| Simple. Use the principles I said above, for distributed and asynchronous systems. The SQL server should have a way to do pubsub. It can then notify your PHP webhook via HTTP, or run a script on the command line, when a row changes. It should have an interface to subscribe to these changes. If your SQL data store lacks the ability to notify others that a row changed, then there’s your main problem. Add that functionality. Make a TRIGGER in SQL for instance and use an extension. If MySQL really lacks this ability then just put node.js middleware in front of it that will do this for you. And make sure that all mysql transactions from all clients go through that middleware. Now your combined MySQL+Node server is adequate to help clients avoid stale data. As I already said, if you for some reason refuse to handle push updates, then you have to store the latest row state (etags) in your PHP cache (apcu).

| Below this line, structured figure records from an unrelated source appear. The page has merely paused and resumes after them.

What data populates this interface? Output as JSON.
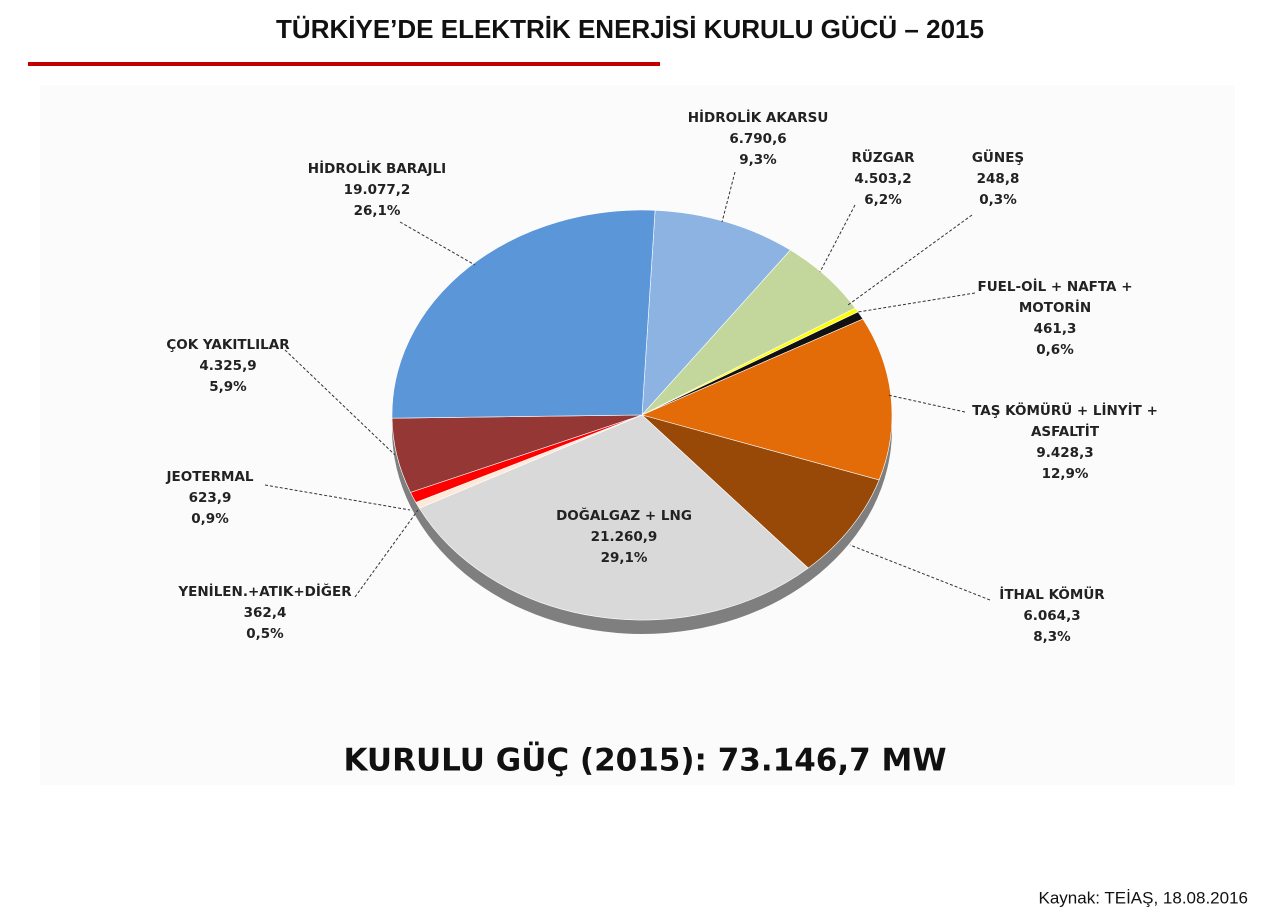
{
  "chart_data": {
    "type": "pie",
    "title": "TÜRKİYE’DE ELEKTRİK ENERJİSİ KURULU GÜCÜ – 2015",
    "categories": [
      "HİDROLİK AKARSU",
      "RÜZGAR",
      "GÜNEŞ",
      "FUEL-OİL + NAFTA +\nMOTORİN",
      "TAŞ KÖMÜRÜ + LİNYİT +\nASFALTİT",
      "İTHAL KÖMÜR",
      "DOĞALGAZ + LNG",
      "YENİLEN.+ATIK+DİĞER",
      "JEOTERMAL",
      "ÇOK YAKITLILAR",
      "HİDROLİK BARAJLI"
    ],
    "values": [
      6790.6,
      4503.2,
      248.8,
      461.3,
      9428.3,
      6064.3,
      21260.9,
      362.4,
      623.9,
      4325.9,
      19077.2
    ],
    "value_labels": [
      "6.790,6",
      "4.503,2",
      "248,8",
      "461,3",
      "9.428,3",
      "6.064,3",
      "21.260,9",
      "362,4",
      "623,9",
      "4.325,9",
      "19.077,2"
    ],
    "shares": [
      9.3,
      6.2,
      0.3,
      0.6,
      12.9,
      8.3,
      29.1,
      0.5,
      0.9,
      5.9,
      26.1
    ],
    "share_labels": [
      "9,3%",
      "6,2%",
      "0,3%",
      "0,6%",
      "12,9%",
      "8,3%",
      "29,1%",
      "0,5%",
      "0,9%",
      "5,9%",
      "26,1%"
    ],
    "colors": [
      "#8db3e2",
      "#c3d69b",
      "#ffff00",
      "#111111",
      "#e36c09",
      "#984807",
      "#d9d9d9",
      "#fde9d9",
      "#ff0000",
      "#953735",
      "#5b96d8"
    ],
    "total_label": "KURULU GÜÇ (2015): 73.146,7 MW",
    "source": "Kaynak: TEİAŞ, 18.08.2016"
  }
}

And then when you access a bunch of cached items on a request, at the end collect all their ids and etags and simply bulk query node.js for any cached items that changed. You can use bloom filters or merkle trees or prolly trees to optimize the query. Joel Gustafson had a great article on this and now uses it in gossiplog: https://joelgustafson.com/posts/2023-05-04/merklizing-the-ke... |
What if an SQL update changes a million rows, and you had cached the sum of those million rows? Should it send a million notifications? Should it re-run the sum for you? What if it's a complex operation and it takes a while to re-compute, and another update arrives before the re-compute finishes?
And of course, you will always have some partitions, so you will occasionally need to re-query the data anyway and re-establish any kind of pubsub system. And the complexity in efficiently reconciling two views of a large amount of data is a major issue, that you are just brushing off as "you can do various things to maybe optimize the query".